Every once in a while you read something that momentarily stops your breath. Even if it’s something you’ve seen or heard before, when you stumble across it and view it from a new perspective, you can’t understand how you’ve missed the magnitude of placing these few words in this particular order.
That was my reaction this morning.
After reading through the Bible this year (3/4 completed), I’ve followed Israel’s meteoric rise from the depths of slavery to becoming the wealthiest nation on earth, and losing it all in utter destruction. After investing so much time into studying their lives and choices, it’s difficult (for me, at least) not to feel an emotional connection to their story. Just last week I finished the book of Jeremiah, and watched Israel become arrogant and proud, only to end in Solomon’s temple being devastated and the people being carried off into exile in Babylon.
That’s the likely point where Lamentations takes place. It’s a poem from the point of view after having just watched your home, family friends be torn apart.
My eyes are spent with weeping;
my stomach churns;
my bile is poured out to the ground
because of the destruction of the daughter of my people,
because infants and babies faint
in the streets of the city.They cry to their mothers,
“Where is bread and wine?”
as they faint like a wounded man
in the streets of the city,
as their life is poured out
on their mothers’ bosom.What can I say for you, to what compare you,
O daughter of Jerusalem?
What can I liken to you, that I may comfort you,
O virgin daughter of Zion?
For your ruin is vast as the sea;
who can heal you?
Lamentations 2:11-13
In the midst of that sadness, there is hope.
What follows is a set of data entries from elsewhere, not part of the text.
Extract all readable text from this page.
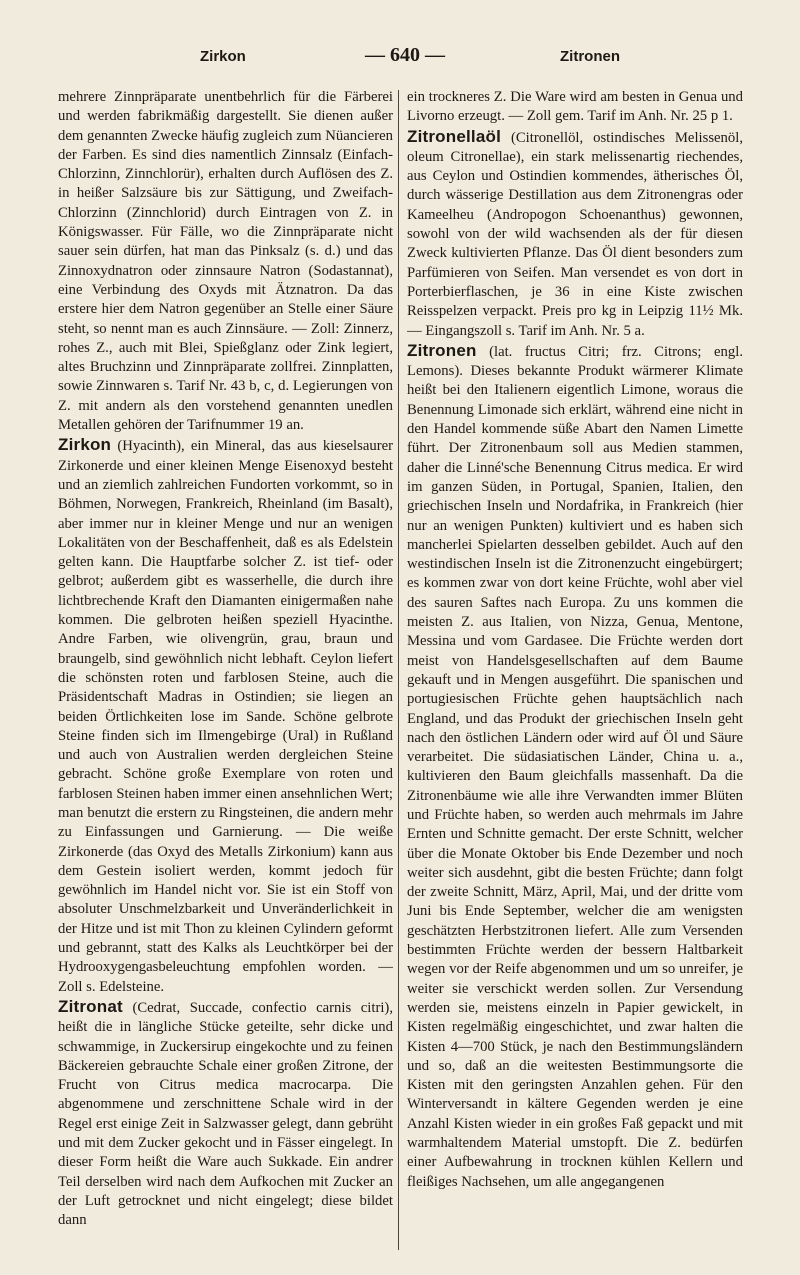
Zirkon	— 640 —	Zitronen

mehrere Zinnpräparate unentbehrlich für die Färberei und werden fabrikmäßig dargestellt. Sie dienen außer dem genannten Zwecke häufig zugleich zum Nüancieren der Farben. Es sind dies namentlich Zinnsalz (Einfach-Chlorzinn, Zinnchlorür), erhalten durch Auflösen des Z. in heißer Salzsäure bis zur Sättigung, und Zweifach-Chlorzinn (Zinnchlorid) durch Eintragen von Z. in Königswasser. Für Fälle, wo die Zinnpräparate nicht sauer sein dürfen, hat man das Pinksalz (s. d.) und das Zinnoxydnatron oder zinnsaure Natron (Sodastannat), eine Verbindung des Oxyds mit Ätznatron. Da das erstere hier dem Natron gegenüber an Stelle einer Säure steht, so nennt man es auch Zinnsäure. — Zoll: Zinnerz, rohes Z., auch mit Blei, Spießglanz oder Zink legiert, altes Bruchzinn und Zinnpräparate zollfrei. Zinnplatten, sowie Zinnwaren s. Tarif Nr. 43 b, c, d. Legierungen von Z. mit andern als den vorstehend genannten unedlen Metallen gehören der Tarifnummer 19 an.

Zirkon (Hyacinth), ein Mineral, das aus kieselsaurer Zirkonerde und einer kleinen Menge Eisenoxyd besteht und an ziemlich zahlreichen Fundorten vorkommt, so in Böhmen, Norwegen, Frankreich, Rheinland (im Basalt), aber immer nur in kleiner Menge und nur an wenigen Lokalitäten von der Beschaffenheit, daß es als Edelstein gelten kann. Die Hauptfarbe solcher Z. ist tief- oder gelbrot; außerdem gibt es wasserhelle, die durch ihre lichtbrechende Kraft den Diamanten einigermaßen nahe kommen. Die gelbroten heißen speziell Hyacinthe. Andre Farben, wie olivengrün, grau, braun und braungelb, sind gewöhnlich nicht lebhaft. Ceylon liefert die schönsten roten und farblosen Steine, auch die Präsidentschaft Madras in Ostindien; sie liegen an beiden Örtlichkeiten lose im Sande. Schöne gelbrote Steine finden sich im Ilmengebirge (Ural) in Rußland und auch von Australien werden dergleichen Steine gebracht. Schöne große Exemplare von roten und farblosen Steinen haben immer einen ansehnlichen Wert; man benutzt die erstern zu Ringsteinen, die andern mehr zu Einfassungen und Garnierung. — Die weiße Zirkonerde (das Oxyd des Metalls Zirkonium) kann aus dem Gestein isoliert werden, kommt jedoch für gewöhnlich im Handel nicht vor. Sie ist ein Stoff von absoluter Unschmelzbarkeit und Unveränderlichkeit in der Hitze und ist mit Thon zu kleinen Cylindern geformt und gebrannt, statt des Kalks als Leuchtkörper bei der Hydrooxygengasbeleuchtung empfohlen worden. — Zoll s. Edelsteine.

Zitronat (Cedrat, Succade, confectio carnis citri), heißt die in längliche Stücke geteilte, sehr dicke und schwammige, in Zuckersirup eingekochte und zu feinen Bäckereien gebrauchte Schale einer großen Zitrone, der Frucht von Citrus medica macrocarpa. Die abgenommene und zerschnittene Schale wird in der Regel erst einige Zeit in Salzwasser gelegt, dann gebrüht und mit dem Zucker gekocht und in Fässer eingelegt. In dieser Form heißt die Ware auch Sukkade. Ein andrer Teil derselben wird nach dem Aufkochen mit Zucker an der Luft getrocknet und nicht eingelegt; diese bildet dann

ein trockneres Z. Die Ware wird am besten in Genua und Livorno erzeugt. — Zoll gem. Tarif im Anh. Nr. 25 p 1.

Zitronellaöl (Citronellöl, ostindisches Melissenöl, oleum Citronellae), ein stark melissenartig riechendes, aus Ceylon und Ostindien kommendes, ätherisches Öl, durch wässerige Destillation aus dem Zitronengras oder Kameelheu (Andropogon Schoenanthus) gewonnen, sowohl von der wild wachsenden als der für diesen Zweck kultivierten Pflanze. Das Öl dient besonders zum Parfümieren von Seifen. Man versendet es von dort in Porterbierflaschen, je 36 in eine Kiste zwischen Reisspelzen verpackt. Preis pro kg in Leipzig 11½ Mk. — Eingangszoll s. Tarif im Anh. Nr. 5 a.

Zitronen (lat. fructus Citri; frz. Citrons; engl. Lemons). Dieses bekannte Produkt wärmerer Klimate heißt bei den Italienern eigentlich Limone, woraus die Benennung Limonade sich erklärt, während eine nicht in den Handel kommende süße Abart den Namen Limette führt. Der Zitronenbaum soll aus Medien stammen, daher die Linné'sche Benennung Citrus medica. Er wird im ganzen Süden, in Portugal, Spanien, Italien, den griechischen Inseln und Nordafrika, in Frankreich (hier nur an wenigen Punkten) kultiviert und es haben sich mancherlei Spielarten desselben gebildet. Auch auf den westindischen Inseln ist die Zitronenzucht eingebürgert; es kommen zwar von dort keine Früchte, wohl aber viel des sauren Saftes nach Europa. Zu uns kommen die meisten Z. aus Italien, von Nizza, Genua, Mentone, Messina und vom Gardasee. Die Früchte werden dort meist von Handelsgesellschaften auf dem Baume gekauft und in Mengen ausgeführt. Die spanischen und portugiesischen Früchte gehen hauptsächlich nach England, und das Produkt der griechischen Inseln geht nach den östlichen Ländern oder wird auf Öl und Säure verarbeitet. Die südasiatischen Länder, China u. a., kultivieren den Baum gleichfalls massenhaft. Da die Zitronenbäume wie alle ihre Verwandten immer Blüten und Früchte haben, so werden auch mehrmals im Jahre Ernten und Schnitte gemacht. Der erste Schnitt, welcher über die Monate Oktober bis Ende Dezember und noch weiter sich ausdehnt, gibt die besten Früchte; dann folgt der zweite Schnitt, März, April, Mai, und der dritte vom Juni bis Ende September, welcher die am wenigsten geschätzten Herbstzitronen liefert. Alle zum Versenden bestimmten Früchte werden der bessern Haltbarkeit wegen vor der Reife abgenommen und um so unreifer, je weiter sie verschickt werden sollen. Zur Versendung werden sie, meistens einzeln in Papier gewickelt, in Kisten regelmäßig eingeschichtet, und zwar halten die Kisten 4—700 Stück, je nach den Bestimmungsländern und so, daß an die weitesten Bestimmungsorte die Kisten mit den geringsten Anzahlen gehen. Für den Winterversandt in kältere Gegenden werden je eine Anzahl Kisten wieder in ein großes Faß gepackt und mit warmhaltendem Material umstopft. Die Z. bedürfen einer Aufbewahrung in trocknen kühlen Kellern und fleißiges Nachsehen, um alle angegangenen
Even though the author is weighed down by this despair, he can still see the larger picture and the sovereignty of God.
The steadfast love of the Lord never ceases;
l his mercies never come to an end;
they are new every morning;
great is your faithfulness.
Lamentations 3:22-23
There’s something absolutely breathtaking about contrasting the devastation of sin with the glory of God, and watching a broken people turn back to Him.